A point charge of 1.8 uC is at the center of a Gaussian cube 55 cm on edge. What is the net electric flux through the surface?
I have no idea where to start with this problem.
According to Gauss' Law, you will get the same answer no matter where the charge q is placed inside the box, and no matter how large the box is. It does not even have to be a cube, as long as it encloses the charge.
Total flux = q/(epsilon-zero)
= 1.8*10^-6/8.82*10^-12
= 2.04*10^5 (N*m^2/C)
That is a lot easier than doing the actual integhtration of E(normal) over the six sides of the cube, but the answer will be the same.
Can u pls explain with examples
To solve this problem, you can use Gauss's Law, which states that the net electric flux through a closed surface is equal to the charge enclosed divided by the electric constant.

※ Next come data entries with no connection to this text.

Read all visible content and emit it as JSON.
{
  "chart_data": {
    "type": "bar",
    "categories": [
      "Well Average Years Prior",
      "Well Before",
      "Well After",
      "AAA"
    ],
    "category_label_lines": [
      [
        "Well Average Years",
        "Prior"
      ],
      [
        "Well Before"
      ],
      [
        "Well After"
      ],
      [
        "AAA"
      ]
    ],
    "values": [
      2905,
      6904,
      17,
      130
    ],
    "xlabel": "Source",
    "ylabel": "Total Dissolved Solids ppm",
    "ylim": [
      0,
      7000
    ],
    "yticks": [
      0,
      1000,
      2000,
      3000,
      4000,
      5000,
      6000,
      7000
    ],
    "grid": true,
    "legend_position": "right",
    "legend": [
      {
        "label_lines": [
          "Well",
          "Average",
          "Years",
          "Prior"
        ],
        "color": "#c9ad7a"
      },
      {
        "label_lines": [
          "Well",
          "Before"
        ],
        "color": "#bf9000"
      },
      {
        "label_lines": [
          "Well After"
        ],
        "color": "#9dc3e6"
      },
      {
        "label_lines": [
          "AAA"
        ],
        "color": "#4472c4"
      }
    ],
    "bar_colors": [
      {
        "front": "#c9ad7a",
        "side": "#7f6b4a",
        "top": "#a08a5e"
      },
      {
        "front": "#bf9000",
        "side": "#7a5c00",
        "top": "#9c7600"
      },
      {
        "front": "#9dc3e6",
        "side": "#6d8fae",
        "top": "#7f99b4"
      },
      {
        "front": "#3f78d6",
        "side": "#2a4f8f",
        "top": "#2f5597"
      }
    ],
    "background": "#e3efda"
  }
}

Here are the steps to solve this problem:
Step 1: Find the charge enclosed within the Gaussian cube. Since the point charge of 1.8 μC is at the center of the cube, it is fully enclosed within the cube itself. Therefore, the charge enclosed is 1.8 μC.
Step 2: Calculate the electric constant. The electric constant, also known as the permittivity of free space, is denoted by ε₀ and has a value of approximately 8.85 x 10⁻¹² C²/N m².
Step 3: Calculate the area of each face of the cube. Since the cube is symmetrical, each face has the same area. The area of a face of the cube is equal to the square of the length of one edge. Therefore, the area of each face is (0.55 m)² = 0.3025 m².
Step 4: Calculate the total area of all six faces of the cube. Since there are six faces, you can find the total area by multiplying the area of one face by six. Therefore, the total area of all faces is 6 x 0.3025 m² = 1.815 m².
Step 5: Calculate the net electric flux through the surface using Gauss's Law. The net electric flux (Φ) is equal to the charge enclosed (Q) divided by the electric constant (ε₀), multiplied by the total area of the surface (A). Mathematically, it can be written as Φ = (Q / ε₀) * A.
Plugging in the values, you have:
Φ = (1.8 x 10⁻⁶ C / (8.85 x 10⁻¹² C²/N m²)) * 1.815 m².
Calculating this expression will give you the net electric flux through the surface of the Gaussian cube.
To find the net electric flux through the surface of the Gaussian cube, you can use Gauss's Law, which states that the electric flux through a closed surface is proportional to the net charge enclosed by that surface.
The formula to calculate the electric flux through a closed surface is:
Φ = Electric Field * Surface Area * cos(θ)
However, since the cube is symmetrical and the charge is at the center, we only need to consider one face of the cube. We can then multiply the electric flux through one face by the total number of faces to get the net electric flux.
To calculate the electric field at the surface of the cube, we can use the formula for the electric field due to a point charge:
E = k * (q / r^2)
Where:
- E is the electric field
- k is the electrostatic constant (8.99 x 10^9 Nm²/C²)
- q is the charge (1.8 uC = 1.8 x 10^-6 C)
- r is the distance from the charge to the surface (half the length of the edge of the cube, which is 55 cm = 0.55 m)
Plugging in these values, we can calculate the electric field at the surface of the cube.
Once we have the electric field, we can calculate the electric flux through one face of the cube using the formula mentioned earlier:
Φ = E * Surface Area * cos(θ)
Where:
- Surface Area is the area of one face of the cube (side length squared)
- cos(θ) is the angle between the electric field and the normal to the surface (which is 0 degrees in this case as the electric field is perpendicular to the surface)
Finally, multiply the electric flux through one face by the total number of faces (6) to obtain the net electric flux.